I'm searching for days for a numerical integration methode for discrete data given at non-equidistant nodes. The simple Simpson rule can only be used for equidistant nodes so I'm looking for methode which I can solve my problem. Any suggestion is welcome!

Thanks in advance!

 

[Dyson]

As far as i know, for discrete data, i can probably utilize the Lagrange's Interpolation or Newton's Interpolation to generate a continuous function. Then, the next step, i think i can calculate the integral using simple Simpson rule or other methods for numerical calculation.
Maybe the INTERPOLATION can be helpful for you!

 

[uart]

Hi,

I'm searching for days for a numerical integration methode for discrete data given at non-equidistant nodes. The simple Simpson rule can only be used for equidistant nodes so I'm looking for methode which I can solve my problem. Any suggestion is welcome!

Thanks in advance!

Do all of the have points have "random" spacing or are the spacings mostly the same with just a few uneven spaced ones?

In any case the trapezoidal rule would be trivial to adapt to uneven spacing, if that was sufficiently accurate.

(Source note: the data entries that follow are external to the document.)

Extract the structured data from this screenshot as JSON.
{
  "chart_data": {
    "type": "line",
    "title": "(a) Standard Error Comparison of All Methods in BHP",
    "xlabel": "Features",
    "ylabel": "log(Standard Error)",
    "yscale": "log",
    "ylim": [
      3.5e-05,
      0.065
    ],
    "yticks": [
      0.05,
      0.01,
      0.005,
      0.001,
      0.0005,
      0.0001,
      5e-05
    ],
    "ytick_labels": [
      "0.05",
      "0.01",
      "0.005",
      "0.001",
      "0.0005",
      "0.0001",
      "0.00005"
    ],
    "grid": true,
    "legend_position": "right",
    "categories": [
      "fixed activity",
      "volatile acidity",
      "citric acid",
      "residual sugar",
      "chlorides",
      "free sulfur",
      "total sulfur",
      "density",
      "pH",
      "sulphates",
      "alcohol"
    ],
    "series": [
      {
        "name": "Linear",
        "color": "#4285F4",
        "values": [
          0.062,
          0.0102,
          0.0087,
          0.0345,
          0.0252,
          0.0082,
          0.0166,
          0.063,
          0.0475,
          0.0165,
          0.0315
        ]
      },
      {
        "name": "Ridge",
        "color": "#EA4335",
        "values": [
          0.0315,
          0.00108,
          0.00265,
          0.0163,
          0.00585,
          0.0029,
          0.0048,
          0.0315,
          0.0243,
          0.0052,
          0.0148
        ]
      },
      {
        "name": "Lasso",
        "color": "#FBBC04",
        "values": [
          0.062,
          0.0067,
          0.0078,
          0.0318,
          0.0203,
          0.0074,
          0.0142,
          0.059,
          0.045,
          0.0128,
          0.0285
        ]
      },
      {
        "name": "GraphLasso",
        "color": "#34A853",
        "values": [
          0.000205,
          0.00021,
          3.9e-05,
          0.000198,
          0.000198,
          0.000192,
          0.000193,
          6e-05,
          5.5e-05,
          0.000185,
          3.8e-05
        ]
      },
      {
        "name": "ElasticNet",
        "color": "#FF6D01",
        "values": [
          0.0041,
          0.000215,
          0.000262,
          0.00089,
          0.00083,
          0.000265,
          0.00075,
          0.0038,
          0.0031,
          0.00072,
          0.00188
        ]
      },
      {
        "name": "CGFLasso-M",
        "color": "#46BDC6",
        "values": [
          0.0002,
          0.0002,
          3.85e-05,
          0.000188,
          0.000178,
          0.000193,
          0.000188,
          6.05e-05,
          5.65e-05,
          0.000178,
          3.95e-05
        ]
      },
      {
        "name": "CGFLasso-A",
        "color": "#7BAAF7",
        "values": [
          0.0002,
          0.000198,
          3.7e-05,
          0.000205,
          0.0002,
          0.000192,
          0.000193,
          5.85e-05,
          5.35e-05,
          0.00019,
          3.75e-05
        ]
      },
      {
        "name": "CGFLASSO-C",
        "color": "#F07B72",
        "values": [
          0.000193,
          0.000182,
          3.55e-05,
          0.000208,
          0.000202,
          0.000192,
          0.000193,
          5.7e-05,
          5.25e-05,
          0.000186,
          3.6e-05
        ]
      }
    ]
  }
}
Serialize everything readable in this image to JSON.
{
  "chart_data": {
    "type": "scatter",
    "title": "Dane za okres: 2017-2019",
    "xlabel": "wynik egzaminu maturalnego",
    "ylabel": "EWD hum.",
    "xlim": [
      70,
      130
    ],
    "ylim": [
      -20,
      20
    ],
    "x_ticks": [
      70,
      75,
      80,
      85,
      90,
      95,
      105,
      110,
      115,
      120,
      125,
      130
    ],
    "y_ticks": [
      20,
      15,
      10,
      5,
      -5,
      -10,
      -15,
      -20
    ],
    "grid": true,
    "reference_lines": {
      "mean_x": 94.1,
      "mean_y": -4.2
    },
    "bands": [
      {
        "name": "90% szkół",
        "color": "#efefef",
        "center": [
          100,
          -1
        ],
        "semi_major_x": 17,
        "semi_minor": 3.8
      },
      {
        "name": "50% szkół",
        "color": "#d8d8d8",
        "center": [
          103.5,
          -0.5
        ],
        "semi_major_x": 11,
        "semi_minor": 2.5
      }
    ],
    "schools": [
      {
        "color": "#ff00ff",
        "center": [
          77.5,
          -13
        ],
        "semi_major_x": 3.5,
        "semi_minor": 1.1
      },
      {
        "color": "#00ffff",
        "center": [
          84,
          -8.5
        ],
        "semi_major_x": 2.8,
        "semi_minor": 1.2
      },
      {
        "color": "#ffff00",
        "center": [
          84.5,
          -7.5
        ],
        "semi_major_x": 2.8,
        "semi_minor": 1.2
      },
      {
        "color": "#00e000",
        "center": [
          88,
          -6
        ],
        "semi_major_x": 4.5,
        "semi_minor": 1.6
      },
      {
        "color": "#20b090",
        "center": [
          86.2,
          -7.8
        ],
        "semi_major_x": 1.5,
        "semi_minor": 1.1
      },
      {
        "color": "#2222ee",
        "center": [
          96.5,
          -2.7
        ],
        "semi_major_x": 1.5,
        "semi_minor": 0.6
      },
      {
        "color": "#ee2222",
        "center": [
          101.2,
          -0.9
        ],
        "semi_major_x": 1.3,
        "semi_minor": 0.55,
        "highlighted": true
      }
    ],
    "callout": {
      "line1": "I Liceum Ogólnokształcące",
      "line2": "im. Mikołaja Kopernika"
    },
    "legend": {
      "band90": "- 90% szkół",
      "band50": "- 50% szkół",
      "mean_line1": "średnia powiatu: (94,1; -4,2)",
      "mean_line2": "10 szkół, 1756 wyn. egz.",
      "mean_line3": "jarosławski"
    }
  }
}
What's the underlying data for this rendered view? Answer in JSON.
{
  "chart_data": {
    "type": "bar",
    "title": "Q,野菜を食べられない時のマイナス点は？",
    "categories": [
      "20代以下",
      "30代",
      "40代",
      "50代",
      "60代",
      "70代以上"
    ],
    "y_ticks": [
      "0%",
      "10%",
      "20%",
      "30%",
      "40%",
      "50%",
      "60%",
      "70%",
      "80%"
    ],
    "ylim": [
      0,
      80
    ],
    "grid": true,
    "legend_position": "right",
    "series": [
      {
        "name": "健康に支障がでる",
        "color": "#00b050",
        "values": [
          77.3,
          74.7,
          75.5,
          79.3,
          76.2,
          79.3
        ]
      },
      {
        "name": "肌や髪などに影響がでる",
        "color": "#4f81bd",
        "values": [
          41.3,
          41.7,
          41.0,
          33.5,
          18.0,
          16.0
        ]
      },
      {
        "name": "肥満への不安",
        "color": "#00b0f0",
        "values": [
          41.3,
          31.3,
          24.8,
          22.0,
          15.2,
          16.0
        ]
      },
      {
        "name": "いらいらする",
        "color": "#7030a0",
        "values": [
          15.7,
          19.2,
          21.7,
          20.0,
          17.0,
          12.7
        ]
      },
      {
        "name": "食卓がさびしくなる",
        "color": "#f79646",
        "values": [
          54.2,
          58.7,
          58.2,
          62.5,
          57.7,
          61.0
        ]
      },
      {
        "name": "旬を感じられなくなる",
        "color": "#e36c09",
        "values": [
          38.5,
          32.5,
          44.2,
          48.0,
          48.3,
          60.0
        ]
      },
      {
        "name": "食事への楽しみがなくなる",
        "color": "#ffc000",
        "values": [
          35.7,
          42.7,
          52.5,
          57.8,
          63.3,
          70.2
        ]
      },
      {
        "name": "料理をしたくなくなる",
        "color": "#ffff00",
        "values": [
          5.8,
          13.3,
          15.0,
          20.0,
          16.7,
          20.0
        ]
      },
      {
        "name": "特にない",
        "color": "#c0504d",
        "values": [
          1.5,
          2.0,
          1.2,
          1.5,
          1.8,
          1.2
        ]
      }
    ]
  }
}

I think I could adapt simpsons rule to uneven spacing if I put my mind to it (which usually means someone has already done it), but it wouldn't be a trivial problem like with the trapezoidal rule.

 

[SteamKing]

hermano:

The attached file derives the general coefficients for Simpson's First Rule. This is the usual 1-4-1 rule when the ordinates are equally spaced. The derivation contained in the attachment assumes that one is trying to integrate the curve passing thru the points (x0, y0), (x1, y1), and (x2, y2). The integral is evaluated thus: A = k0 * y0 + k1 * y1 + k2 * y2
The coefficients k0, k1, and k2 for unevenly spaced ordinates are given on p.32 of the attachment.